LiraNuna commented 6 years ago

This decision is reflected in the fact that ECDH only supports dervieBits and not deriveKey.

Interesting. Both Chrome and Firefox support deriveKey for ECDH. Is that an off-spec extention behavior?

jimsch commented 6 years ago

Arggggg. No its not. It has just been too long. deriveKey is written in terms of deriveBits. That means that it is not listed as a supported operation for ECDH, but gets indirectly supported. Stupid way to write the document.

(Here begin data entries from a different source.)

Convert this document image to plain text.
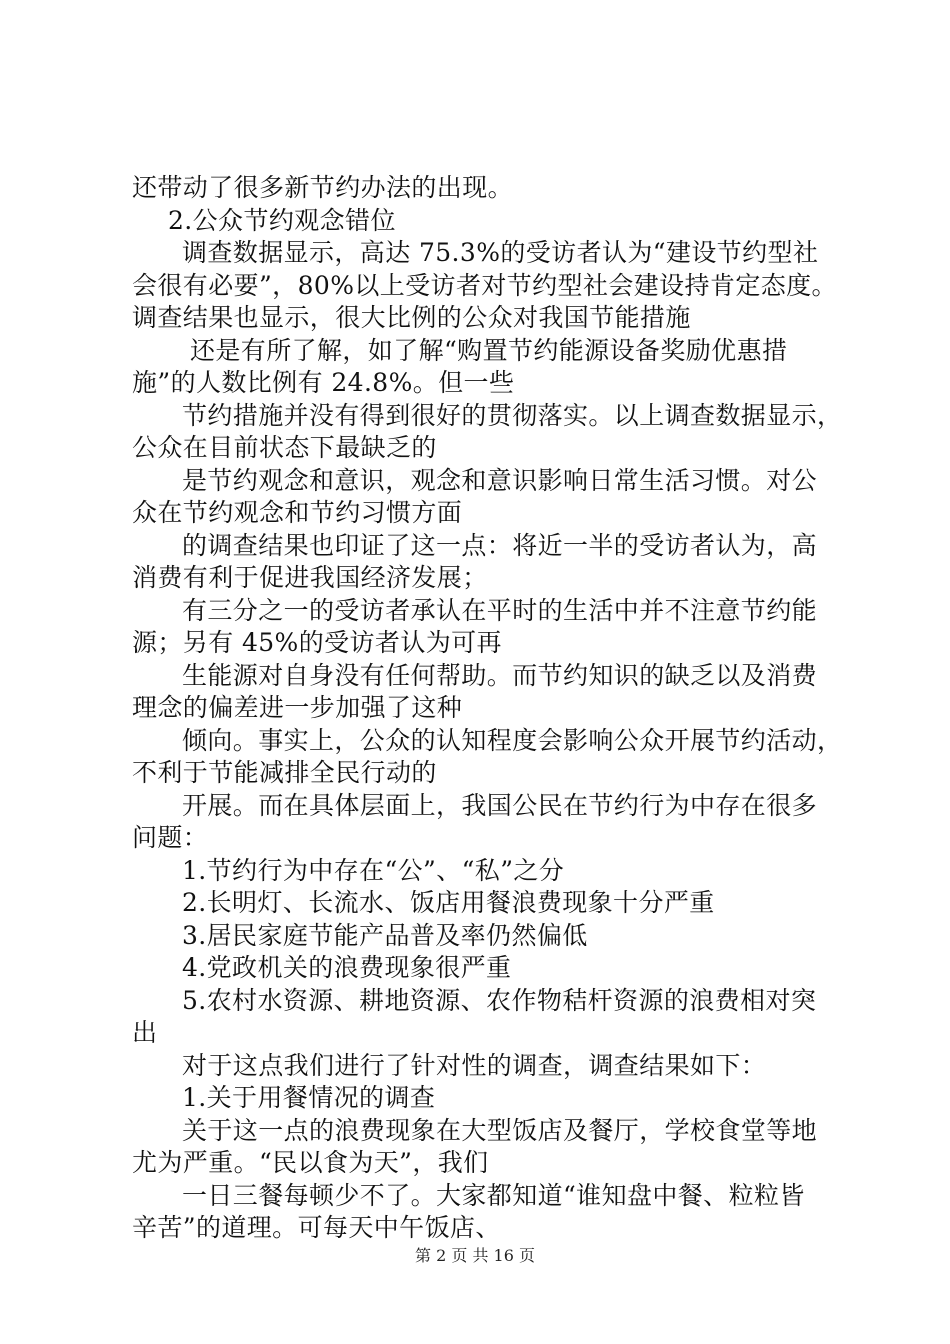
还带动了很多新节约办法的出现。
2.公众节约观念错位
调查数据显示，高达 75.3%的受访者认为“建设节约型社
会很有必要”，80%以上受访者对节约型社会建设持肯定态度。
调查结果也显示，很大比例的公众对我国节能措施
还是有所了解，如了解“购置节约能源设备奖励优惠措
施”的人数比例有 24.8%。但一些
节约措施并没有得到很好的贯彻落实。以上调查数据显示，
公众在目前状态下最缺乏的
是节约观念和意识，观念和意识影响日常生活习惯。对公
众在节约观念和节约习惯方面
的调查结果也印证了这一点：将近一半的受访者认为，高
消费有利于促进我国经济发展；
有三分之一的受访者承认在平时的生活中并不注意节约能
源；另有 45%的受访者认为可再
生能源对自身没有任何帮助。而节约知识的缺乏以及消费
理念的偏差进一步加强了这种
倾向。事实上，公众的认知程度会影响公众开展节约活动，
不利于节能减排全民行动的
开展。而在具体层面上，我国公民在节约行为中存在很多
问题：
1.节约行为中存在“公”、“私”之分
2.长明灯、长流水、饭店用餐浪费现象十分严重
3.居民家庭节能产品普及率仍然偏低
4.党政机关的浪费现象很严重
5.农村水资源、耕地资源、农作物秸杆资源的浪费相对突
出
对于这点我们进行了针对性的调查，调查结果如下：
1.关于用餐情况的调查
关于这一点的浪费现象在大型饭店及餐厅，学校食堂等地
尤为严重。“民以食为天”，我们
一日三餐每顿少不了。大家都知道“谁知盘中餐、粒粒皆
辛苦”的道理。可每天中午饭店、
第 2 页 共 16 页
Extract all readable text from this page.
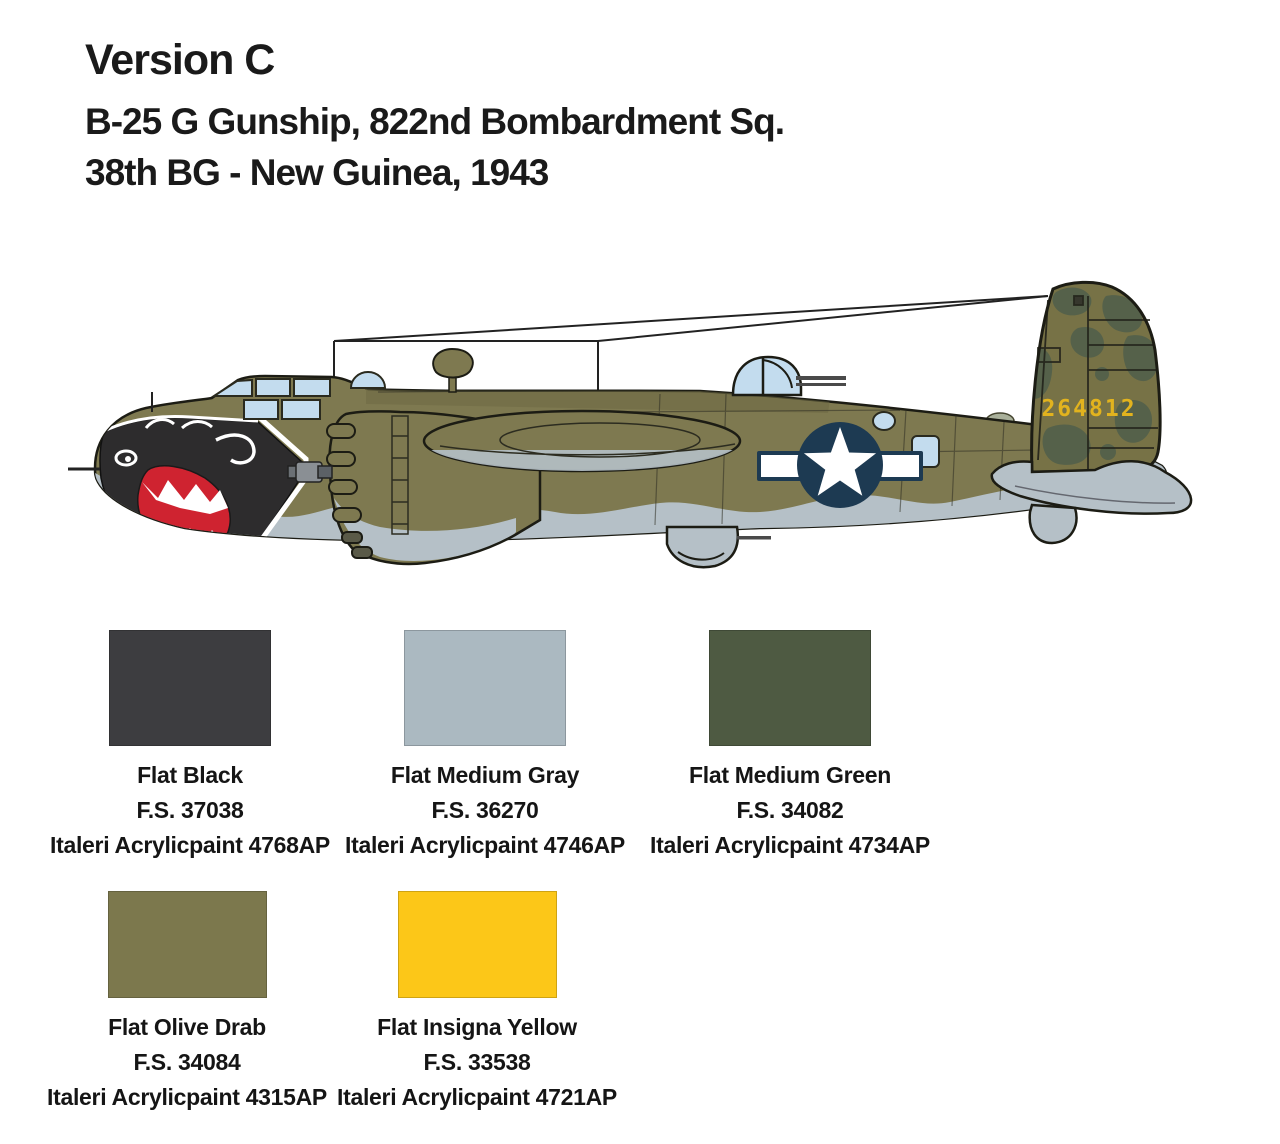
Version C
B-25 G Gunship, 822nd Bombardment Sq.
38th BG - New Guinea, 1943
264812
Flat Black
F.S. 37038
Italeri Acrylicpaint 4768AP
Flat Medium Gray
F.S. 36270
Italeri Acrylicpaint 4746AP
Flat Medium Green
F.S. 34082
Italeri Acrylicpaint 4734AP
Flat Olive Drab
F.S. 34084
Italeri Acrylicpaint 4315AP
Flat Insigna Yellow
F.S. 33538
Italeri Acrylicpaint 4721AP
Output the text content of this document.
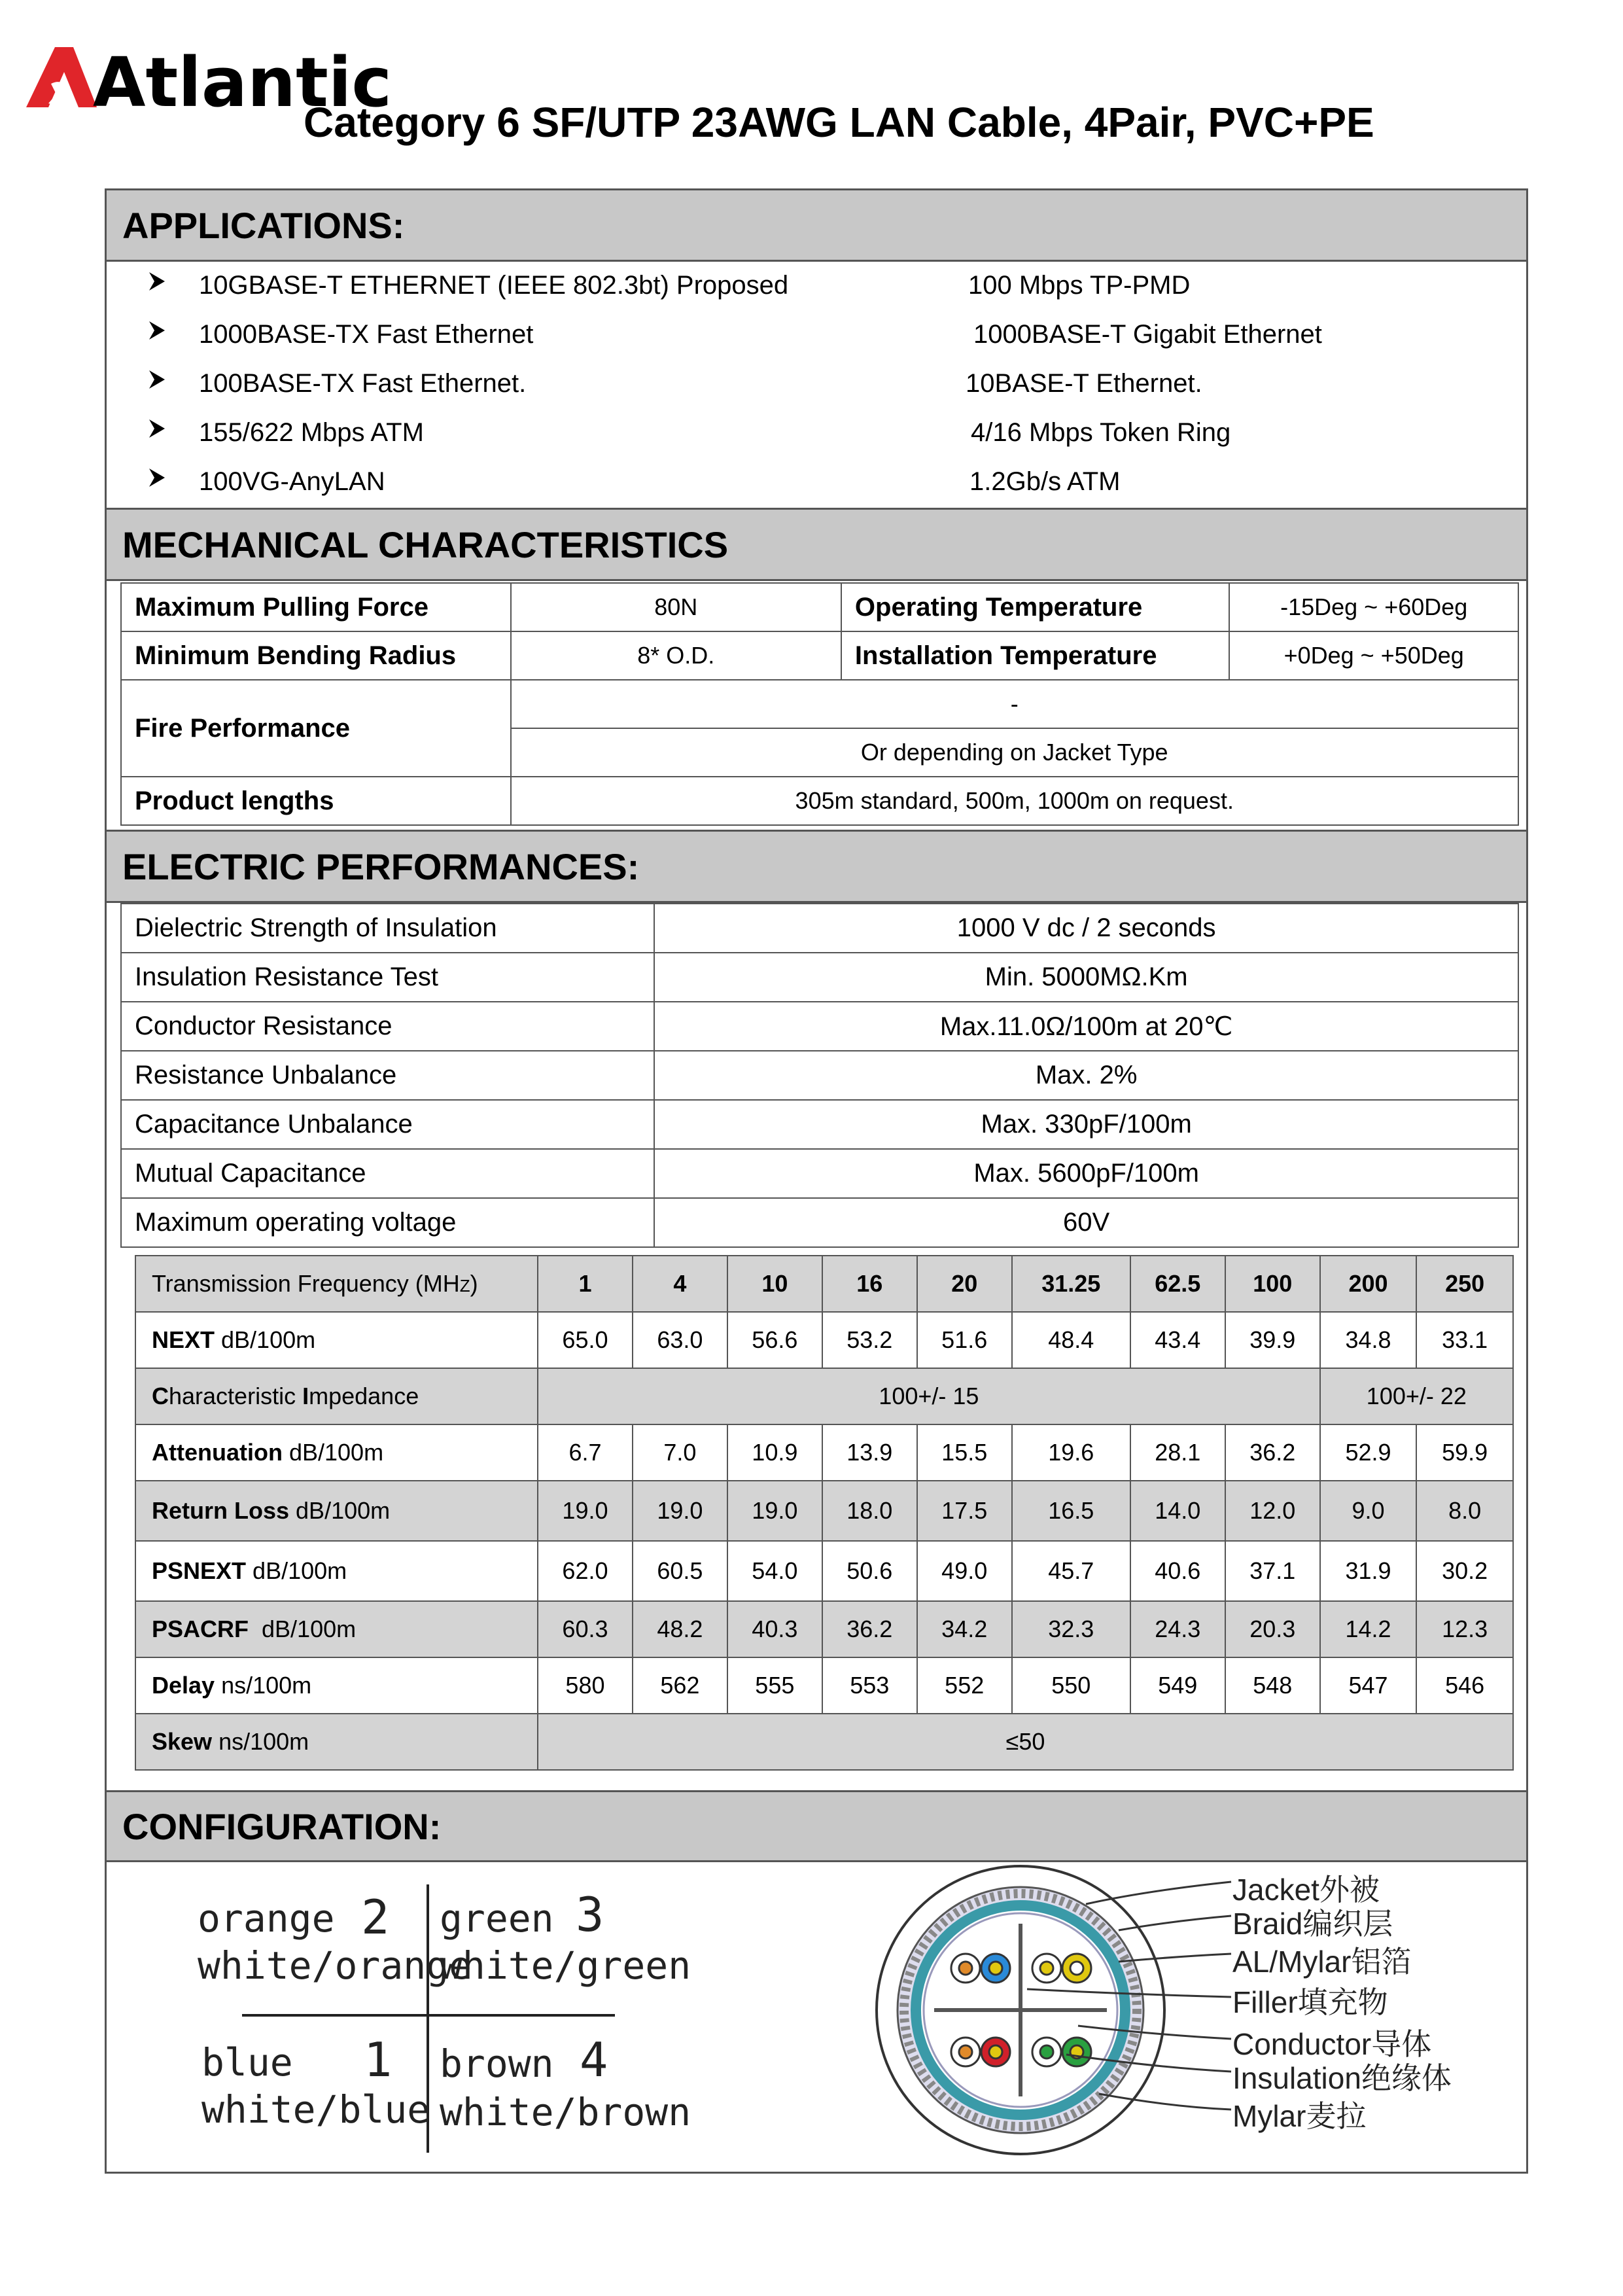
Atlantic
Category 6 SF/UTP 23AWG LAN Cable, 4Pair, PVC+PE
APPLICATIONS:
10GBASE-T ETHERNET (IEEE 802.3bt) Proposed	100 Mbps TP-PMD
1000BASE-TX Fast Ethernet	1000BASE-T Gigabit Ethernet
100BASE-TX Fast Ethernet.	10BASE-T Ethernet.
155/622 Mbps ATM	4/16 Mbps Token Ring
100VG-AnyLAN	1.2Gb/s ATM
MECHANICAL CHARACTERISTICS
Maximum Pulling Force	80N	Operating Temperature	-15Deg ~ +60Deg
Minimum Bending Radius	8* O.D.	Installation Temperature	+0Deg ~ +50Deg
Fire Performance	-		
	Or depending on Jacket Type		
Product lengths	305m standard, 500m, 1000m on request.		
ELECTRIC PERFORMANCES:
Dielectric Strength of Insulation	1000 V dc / 2 seconds
Insulation Resistance Test	Min. 5000MΩ.Km
Conductor Resistance	Max.11.0Ω/100m at 20℃
Resistance Unbalance	Max. 2%
Capacitance Unbalance	Max. 330pF/100m
Mutual Capacitance	Max. 5600pF/100m
Maximum operating voltage	60V
Transmission Frequency (MHZ)	1	4	10	16	20	31.25	62.5	100	200	250
NEXT dB/100m	65.0	63.0	56.6	53.2	51.6	48.4	43.4	39.9	34.8	33.1
Characteristic Impedance	100+/- 15								100+/- 22	
Attenuation dB/100m	6.7	7.0	10.9	13.9	15.5	19.6	28.1	36.2	52.9	59.9
Return Loss dB/100m	19.0	19.0	19.0	18.0	17.5	16.5	14.0	12.0	9.0	8.0
PSNEXT dB/100m	62.0	60.5	54.0	50.6	49.0	45.7	40.6	37.1	31.9	30.2
PSACRF  dB/100m	60.3	48.2	40.3	36.2	34.2	32.3	24.3	20.3	14.2	12.3
Delay ns/100m	580	562	555	553	552	550	549	548	547	546
Skew ns/100m	≤50									
CONFIGURATION:
orange 2
white/orange
green 3
white/green
blue 1
white/blue
brown 4
white/brown
Jacket外被
Braid编织层
AL/Mylar铝箔
Filler填充物
Conductor导体
Insulation绝缘体
Mylar麦拉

themikefuller commented 6 years ago

As @jimsch pointed out, the deriveKey function is based on the deriveBits function. The reason that you may want to use deriveBits instead of deriveKey is that you may want to further iterate over (stretch) the shared secret (byteArray) before you import the bits as a shared key.

An example:

var mike = await crypto.subtle.generateKey({ "name":"ECDH", "namedCurve":"P-256" },true,['deriveBits']);

var ghost = await crypto.subtle.generateKey({ "name":"ECDH", "namedCurve":"P-256" },true,['deriveBits']);

var sharedBits = await crypto.subtle.deriveBits({ "name":"ECDH", "public":ghost.publicKey },mike.privateKey,256);

var salt = new Uint8Array(sharedBits).slice(0,16); var password = new Uint8Array(sharedBits).slice(16,32);

var passKey = await crypto.subtle.importKey('raw',password,{ "name":"PBKDF2" },false,['deriveBits', 'deriveKey']);

var sharedKey = crypto.subtle.deriveKey({ "name":"PBKDF2", "salt": salt, "iterations": 100000, "hash": {"name":"SHA-256"} },passKey,{ "name":"AES-GCM", "length": 256 },false,['encrypt','decrypt']);

You could also use deriveBits (instead of deriveKey) and then import those bits as a raw key, which is essentially what the deriveKey function is doing.